Sur le paiement des prestations, par exemple, Pr Mike Moukala Ndoumou a indiqué que le gouvernement devrait prendre ses responsabilités, en respectant, selon le président du SNC-UOB : « ses engagements sur le paiement intégral des prestations et la tenue du deuxième conseil d’administration, sans laquelle, fait-il savoir, aucune activité pédagogique n’est susceptible de démarrer à l’UOB ».
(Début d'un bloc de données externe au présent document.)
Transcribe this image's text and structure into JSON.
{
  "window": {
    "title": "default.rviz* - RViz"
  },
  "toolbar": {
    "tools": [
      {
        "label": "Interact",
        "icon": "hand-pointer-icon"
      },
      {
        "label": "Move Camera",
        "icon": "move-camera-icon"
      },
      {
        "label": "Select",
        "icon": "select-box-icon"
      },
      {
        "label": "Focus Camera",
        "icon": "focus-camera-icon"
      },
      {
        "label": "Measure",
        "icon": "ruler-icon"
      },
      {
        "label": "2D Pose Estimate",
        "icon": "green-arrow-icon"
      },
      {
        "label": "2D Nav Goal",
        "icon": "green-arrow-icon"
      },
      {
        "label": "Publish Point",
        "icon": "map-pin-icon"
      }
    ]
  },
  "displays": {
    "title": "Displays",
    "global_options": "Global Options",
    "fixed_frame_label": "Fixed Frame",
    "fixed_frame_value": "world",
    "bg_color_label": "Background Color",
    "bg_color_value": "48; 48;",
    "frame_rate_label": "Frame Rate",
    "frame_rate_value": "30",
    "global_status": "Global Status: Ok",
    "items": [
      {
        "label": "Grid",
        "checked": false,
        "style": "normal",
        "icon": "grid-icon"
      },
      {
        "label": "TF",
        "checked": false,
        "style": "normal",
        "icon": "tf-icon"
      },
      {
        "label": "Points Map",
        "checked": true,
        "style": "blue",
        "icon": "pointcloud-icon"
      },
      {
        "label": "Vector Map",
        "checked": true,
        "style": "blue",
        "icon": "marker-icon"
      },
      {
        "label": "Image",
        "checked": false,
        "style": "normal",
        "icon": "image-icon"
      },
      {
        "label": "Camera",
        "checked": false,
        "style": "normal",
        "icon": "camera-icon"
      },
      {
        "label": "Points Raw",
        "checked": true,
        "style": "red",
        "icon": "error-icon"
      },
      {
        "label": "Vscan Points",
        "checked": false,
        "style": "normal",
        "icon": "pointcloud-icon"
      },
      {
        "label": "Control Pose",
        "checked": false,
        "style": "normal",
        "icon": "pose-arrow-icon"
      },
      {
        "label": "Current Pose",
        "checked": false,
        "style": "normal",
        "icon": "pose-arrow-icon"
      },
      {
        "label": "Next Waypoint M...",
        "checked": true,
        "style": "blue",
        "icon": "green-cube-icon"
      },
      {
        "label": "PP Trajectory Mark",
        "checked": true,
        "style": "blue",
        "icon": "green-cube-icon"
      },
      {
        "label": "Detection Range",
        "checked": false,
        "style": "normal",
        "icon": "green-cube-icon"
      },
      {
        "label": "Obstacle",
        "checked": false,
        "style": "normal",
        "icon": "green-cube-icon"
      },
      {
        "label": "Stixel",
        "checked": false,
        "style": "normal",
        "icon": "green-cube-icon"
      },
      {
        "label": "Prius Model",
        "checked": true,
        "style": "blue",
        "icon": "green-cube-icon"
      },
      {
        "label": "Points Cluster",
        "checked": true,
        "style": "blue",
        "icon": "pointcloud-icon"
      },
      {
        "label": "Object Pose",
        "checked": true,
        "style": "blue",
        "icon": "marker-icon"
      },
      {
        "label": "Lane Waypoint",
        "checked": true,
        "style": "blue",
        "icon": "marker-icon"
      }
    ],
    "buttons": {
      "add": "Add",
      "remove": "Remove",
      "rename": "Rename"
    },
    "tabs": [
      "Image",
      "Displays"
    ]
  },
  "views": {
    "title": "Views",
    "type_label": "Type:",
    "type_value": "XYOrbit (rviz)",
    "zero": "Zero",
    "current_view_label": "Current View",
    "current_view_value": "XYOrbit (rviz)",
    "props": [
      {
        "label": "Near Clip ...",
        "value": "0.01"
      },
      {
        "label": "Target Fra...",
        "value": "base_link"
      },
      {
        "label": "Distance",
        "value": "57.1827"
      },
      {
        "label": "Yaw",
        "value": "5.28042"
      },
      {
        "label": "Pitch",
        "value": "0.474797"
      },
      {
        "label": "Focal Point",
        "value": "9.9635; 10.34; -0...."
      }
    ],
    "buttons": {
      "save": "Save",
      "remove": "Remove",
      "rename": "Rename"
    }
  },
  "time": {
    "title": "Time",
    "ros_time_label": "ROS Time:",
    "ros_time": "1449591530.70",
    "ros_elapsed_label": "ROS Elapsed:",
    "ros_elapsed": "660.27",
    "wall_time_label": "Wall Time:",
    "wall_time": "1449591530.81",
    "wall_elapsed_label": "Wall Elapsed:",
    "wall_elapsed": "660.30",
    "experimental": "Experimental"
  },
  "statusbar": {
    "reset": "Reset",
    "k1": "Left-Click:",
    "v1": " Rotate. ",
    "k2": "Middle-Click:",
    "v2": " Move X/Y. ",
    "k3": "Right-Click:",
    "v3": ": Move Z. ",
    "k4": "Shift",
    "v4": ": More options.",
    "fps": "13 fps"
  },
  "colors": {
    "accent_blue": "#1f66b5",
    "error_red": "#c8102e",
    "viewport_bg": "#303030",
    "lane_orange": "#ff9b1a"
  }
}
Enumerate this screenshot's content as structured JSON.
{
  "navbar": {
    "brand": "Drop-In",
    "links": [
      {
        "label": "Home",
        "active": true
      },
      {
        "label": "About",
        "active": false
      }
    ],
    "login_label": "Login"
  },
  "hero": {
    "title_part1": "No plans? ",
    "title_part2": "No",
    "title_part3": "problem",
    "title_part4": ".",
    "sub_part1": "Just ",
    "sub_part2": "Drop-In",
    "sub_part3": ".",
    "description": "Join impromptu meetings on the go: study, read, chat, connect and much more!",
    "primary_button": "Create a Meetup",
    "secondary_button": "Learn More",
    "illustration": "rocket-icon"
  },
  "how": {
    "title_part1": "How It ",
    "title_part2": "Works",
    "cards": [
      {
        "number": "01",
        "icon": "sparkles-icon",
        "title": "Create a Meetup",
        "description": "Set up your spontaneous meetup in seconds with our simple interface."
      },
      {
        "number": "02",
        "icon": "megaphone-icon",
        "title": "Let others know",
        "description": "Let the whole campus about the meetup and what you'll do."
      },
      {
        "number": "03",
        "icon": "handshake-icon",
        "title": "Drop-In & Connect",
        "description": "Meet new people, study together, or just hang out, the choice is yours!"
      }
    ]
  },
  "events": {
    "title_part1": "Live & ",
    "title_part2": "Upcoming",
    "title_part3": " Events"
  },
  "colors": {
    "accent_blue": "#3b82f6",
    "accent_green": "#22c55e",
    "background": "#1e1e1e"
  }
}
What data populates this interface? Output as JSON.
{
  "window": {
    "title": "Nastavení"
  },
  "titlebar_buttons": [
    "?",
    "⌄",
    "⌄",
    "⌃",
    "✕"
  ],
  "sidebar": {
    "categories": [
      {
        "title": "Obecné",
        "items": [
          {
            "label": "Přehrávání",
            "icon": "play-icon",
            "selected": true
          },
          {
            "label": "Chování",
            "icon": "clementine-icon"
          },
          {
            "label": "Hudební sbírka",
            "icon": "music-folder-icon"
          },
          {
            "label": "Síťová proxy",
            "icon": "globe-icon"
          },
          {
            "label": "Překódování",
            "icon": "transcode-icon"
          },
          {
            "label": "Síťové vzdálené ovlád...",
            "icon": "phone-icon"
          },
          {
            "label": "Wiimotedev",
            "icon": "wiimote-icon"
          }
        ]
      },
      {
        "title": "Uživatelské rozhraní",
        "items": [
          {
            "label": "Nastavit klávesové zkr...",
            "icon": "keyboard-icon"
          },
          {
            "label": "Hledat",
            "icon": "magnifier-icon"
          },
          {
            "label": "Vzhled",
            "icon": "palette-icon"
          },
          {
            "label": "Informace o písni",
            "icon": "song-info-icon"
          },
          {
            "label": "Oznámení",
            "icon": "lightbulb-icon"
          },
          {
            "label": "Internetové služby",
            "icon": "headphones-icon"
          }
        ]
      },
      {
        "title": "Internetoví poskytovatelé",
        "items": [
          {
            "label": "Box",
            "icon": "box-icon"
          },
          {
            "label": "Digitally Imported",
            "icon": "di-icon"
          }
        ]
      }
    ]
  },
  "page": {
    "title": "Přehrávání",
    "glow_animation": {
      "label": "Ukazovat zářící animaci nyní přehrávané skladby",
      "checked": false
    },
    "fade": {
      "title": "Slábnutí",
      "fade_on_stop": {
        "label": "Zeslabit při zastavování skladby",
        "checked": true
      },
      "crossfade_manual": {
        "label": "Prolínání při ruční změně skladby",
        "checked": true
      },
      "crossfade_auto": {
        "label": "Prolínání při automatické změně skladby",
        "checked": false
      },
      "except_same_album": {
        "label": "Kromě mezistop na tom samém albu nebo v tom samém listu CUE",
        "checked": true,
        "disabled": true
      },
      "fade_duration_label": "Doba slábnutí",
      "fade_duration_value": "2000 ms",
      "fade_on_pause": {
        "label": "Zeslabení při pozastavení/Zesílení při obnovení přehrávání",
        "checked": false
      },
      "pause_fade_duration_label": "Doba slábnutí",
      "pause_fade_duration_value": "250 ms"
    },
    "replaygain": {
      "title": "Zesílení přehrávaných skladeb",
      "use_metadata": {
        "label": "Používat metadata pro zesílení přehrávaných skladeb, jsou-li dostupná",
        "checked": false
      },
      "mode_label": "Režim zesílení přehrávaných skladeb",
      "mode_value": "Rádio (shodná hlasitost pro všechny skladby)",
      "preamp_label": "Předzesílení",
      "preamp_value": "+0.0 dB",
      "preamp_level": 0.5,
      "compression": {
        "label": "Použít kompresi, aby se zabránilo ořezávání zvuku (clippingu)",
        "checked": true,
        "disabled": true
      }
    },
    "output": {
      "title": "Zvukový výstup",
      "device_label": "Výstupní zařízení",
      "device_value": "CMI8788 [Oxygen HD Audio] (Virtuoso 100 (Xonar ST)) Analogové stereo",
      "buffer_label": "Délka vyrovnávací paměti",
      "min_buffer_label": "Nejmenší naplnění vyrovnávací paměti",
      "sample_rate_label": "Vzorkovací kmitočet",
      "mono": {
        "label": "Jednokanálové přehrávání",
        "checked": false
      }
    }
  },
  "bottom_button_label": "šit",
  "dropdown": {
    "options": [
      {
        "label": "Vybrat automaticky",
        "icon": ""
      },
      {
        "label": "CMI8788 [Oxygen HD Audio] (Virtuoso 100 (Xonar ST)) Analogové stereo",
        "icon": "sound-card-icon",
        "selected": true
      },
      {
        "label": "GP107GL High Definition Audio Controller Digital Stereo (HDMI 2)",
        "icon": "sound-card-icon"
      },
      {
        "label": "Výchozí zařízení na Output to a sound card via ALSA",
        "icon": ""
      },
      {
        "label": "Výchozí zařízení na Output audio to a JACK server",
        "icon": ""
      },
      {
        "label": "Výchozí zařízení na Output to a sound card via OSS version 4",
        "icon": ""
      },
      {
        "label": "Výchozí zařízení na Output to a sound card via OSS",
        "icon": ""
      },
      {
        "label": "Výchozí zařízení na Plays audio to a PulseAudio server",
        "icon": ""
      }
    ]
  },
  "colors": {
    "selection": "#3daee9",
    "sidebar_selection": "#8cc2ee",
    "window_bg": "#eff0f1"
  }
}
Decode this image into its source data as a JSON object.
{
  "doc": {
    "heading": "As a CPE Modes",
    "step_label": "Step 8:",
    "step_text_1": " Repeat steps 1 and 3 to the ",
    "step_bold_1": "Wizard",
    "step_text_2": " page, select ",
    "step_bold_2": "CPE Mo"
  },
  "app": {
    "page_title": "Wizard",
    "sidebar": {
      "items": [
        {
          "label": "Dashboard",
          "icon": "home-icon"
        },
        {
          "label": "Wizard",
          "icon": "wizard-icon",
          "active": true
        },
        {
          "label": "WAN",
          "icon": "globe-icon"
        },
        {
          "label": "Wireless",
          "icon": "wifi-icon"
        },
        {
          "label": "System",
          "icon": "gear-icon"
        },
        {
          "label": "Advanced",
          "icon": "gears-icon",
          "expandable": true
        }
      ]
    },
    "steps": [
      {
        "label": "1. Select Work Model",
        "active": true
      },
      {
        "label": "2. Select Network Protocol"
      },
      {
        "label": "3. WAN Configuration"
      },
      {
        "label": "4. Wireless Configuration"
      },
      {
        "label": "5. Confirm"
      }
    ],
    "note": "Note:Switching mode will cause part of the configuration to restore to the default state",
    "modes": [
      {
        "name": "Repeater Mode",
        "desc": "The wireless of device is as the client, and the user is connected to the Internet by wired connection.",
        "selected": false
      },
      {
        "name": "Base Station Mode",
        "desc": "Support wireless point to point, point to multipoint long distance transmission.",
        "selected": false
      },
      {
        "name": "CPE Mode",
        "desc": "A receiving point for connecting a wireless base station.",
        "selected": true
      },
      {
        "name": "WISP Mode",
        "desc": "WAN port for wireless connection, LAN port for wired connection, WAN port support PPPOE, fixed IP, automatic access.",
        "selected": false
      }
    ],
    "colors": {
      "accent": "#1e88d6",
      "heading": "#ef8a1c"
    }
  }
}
Faut-il le rappeler, l’année pédagogique 2018 qui vient d’être bouclée, avait abouti à la mise en place d’un certain nombre de critères de fonctionnement. Seulement voilà, indique-t-on dans ce ‘’Temple du savoir’’, certains de ces points n’ont pas vu le jour. Raison : les textes, pourtant mis en place par les responsables du ministère et ceux de l’UOB,  n’avaient  pas été appliqués. Par exemple, indique le Pr Moulaka Ndoumo, « l’année 2018 avait été marquée par l’augmentation des droits d’inscription dans les universités et grandes écoles publiques. Ce, dans l’optique de palier au budget très exigu alloué par  l’Etat ». Pour ces universitaires, la somme de 1 milliard 200 millions octroyée à l’université Omar Bongo avait pour ambition : « d’améliorer les conditions de travail des étudiants et même des enseignants- chercheurs ». Pour cela, il avait été mis un canevas pour l’utilisation de cette manne.  Il y avait des dépenses d’investissement et de fonctionnement. C’est pourquoi, il avait été initié la tenue d’un second Conseil d’administration en début d’année académique, dans l’optique de faire la lumière sur ces dépenses. « Rien n’a été fait », s’insurge le Pr Moukala Ndoumou. « Nous constatons avec amertume qu’aucune nomination des nouveaux chefs d’établissements n’a eu lieu, pendant ce temps, des inscriptions et réinscriptions ont démarré. Nous disons que nous ne pouvons pas reprendre les cours dans ces conditions-là ».

Faut-il le rappeler, c’est depuis 2015, que le paiement des prestations n’a pas été effectif. Malgré ces retards, aucune activité pédagogique n’a été boycottée. Que va-t-il se passer cette année ? Là gît le lièvre.